Karena Kekaisaran Phoenix Ilahi adalah yang terkuat, dan juga memiliki sekte nomor satu, tidak termasuk Tanah Suci, yang diakui secara publik oleh Benua Langit Mendalam… dan Sekte Phoenix Ilahi termasuk dalam Keluarga Kekaisaran Phoenix Ilahi! Secara nama, itu adalah sekte penjaga negara Kekaisaran Phoenix Ilahi, tetapi pada kenyataannya, Keluarga Kekaisaran Phoenix Ilahi termasuk dalam Sekte Phoenix Ilahi, dan Sekte Phoenix Ilahi tepatnya adalah Keluarga Kekaisaran Phoenix Ilahi. Dan setiap Kaisar Kekaisaran Phoenix Ilahi, akan menjadi Pemimpin Sekte Phoenix Ilahi di generasi itu!
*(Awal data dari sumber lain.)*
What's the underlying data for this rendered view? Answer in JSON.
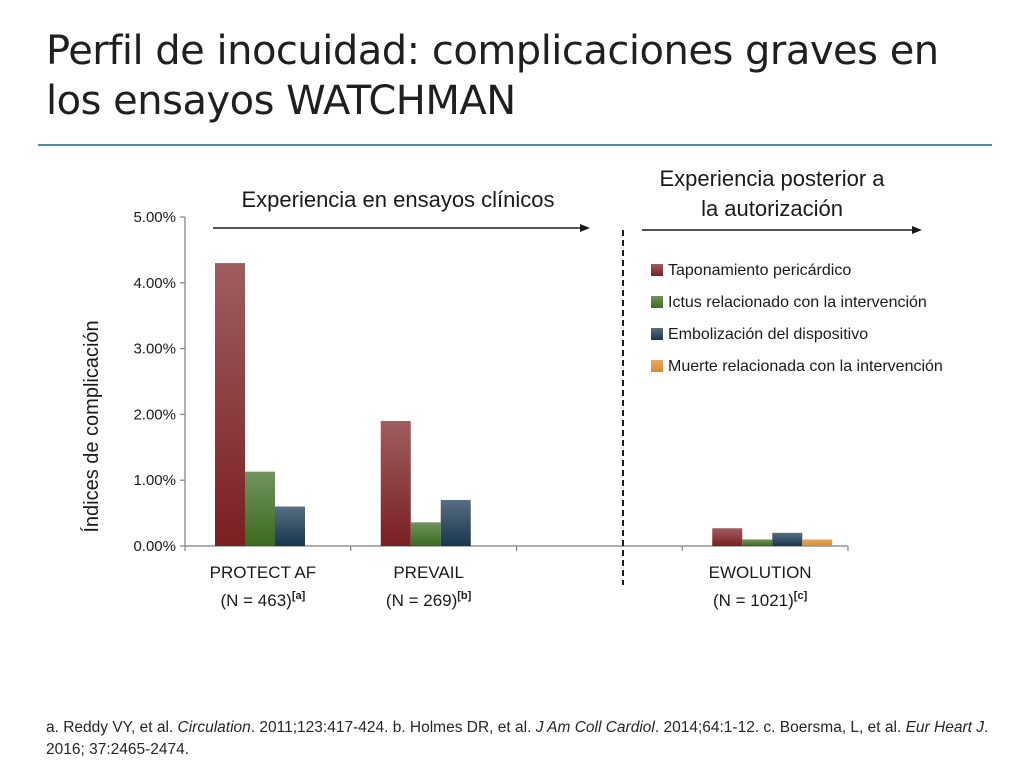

Keluarga Kekaisaran Angin Biru adalah satu-satunya yang mengendalikan kekuasaan politik tertinggi di Kekaisaran Angin Biru.
Namun, Keluarga Kekaisaran Phoenix Ilahi tidak hanya mengendalikan kekuasaan politik tertinggi di dalam Kekaisaran Phoenix Ilahi, tetapi juga mengendalikan Kekaisaran Phoenix Ilahi itu sendiri, yang merupakan kekuatan nasional terkuat di Benua Langit Mendalam.
Dengan demikian, seorang pangeran dari Kekaisaran Phoenix Ilahi, dan seorang pangeran dari Kekaisaran Angin Biru, adalah dua konsep dan tingkatan yang sama sekali berbeda!
Jika orang ini benar-benar seorang pangeran dari Kekaisaran Phoenix Ilahi, maka bahkan di Kekaisaran Phoenix Ilahi, dia akan menjadi makhluk luar biasa yang mampu menutupi langit dengan satu tangan dalam arti sebenarnya. Posisinya hanya akan berada di urutan kedua setelah Kaisar Phoenix Ilahi dan Putra Mahkota.
Makhluk luar biasa seperti itu, makhluk yang seharusnya tidak muncul di alam ini, tiba-tiba saja muncul, dan tak diragukan lagi telah menyebabkan gelombang gejolak di dalam hati setiap orang.
Feng Xichen langsung maju, berjalan ke tengah aula, dan memberi hormat sederhana kepada Cang Wanhe sambil berbicara dengan senyum tipis: “Saya, Feng Xichen dari Sekte Phoenix Ilahi, menyampaikan salam hormat kepada Kaisar Angin Biru yang terhormat. Dengan datang tanpa pemberitahuan kali ini, saya berharap Kaisar Angin Biru bermurah hati, dan tidak akan bersikap keras kepada saya.”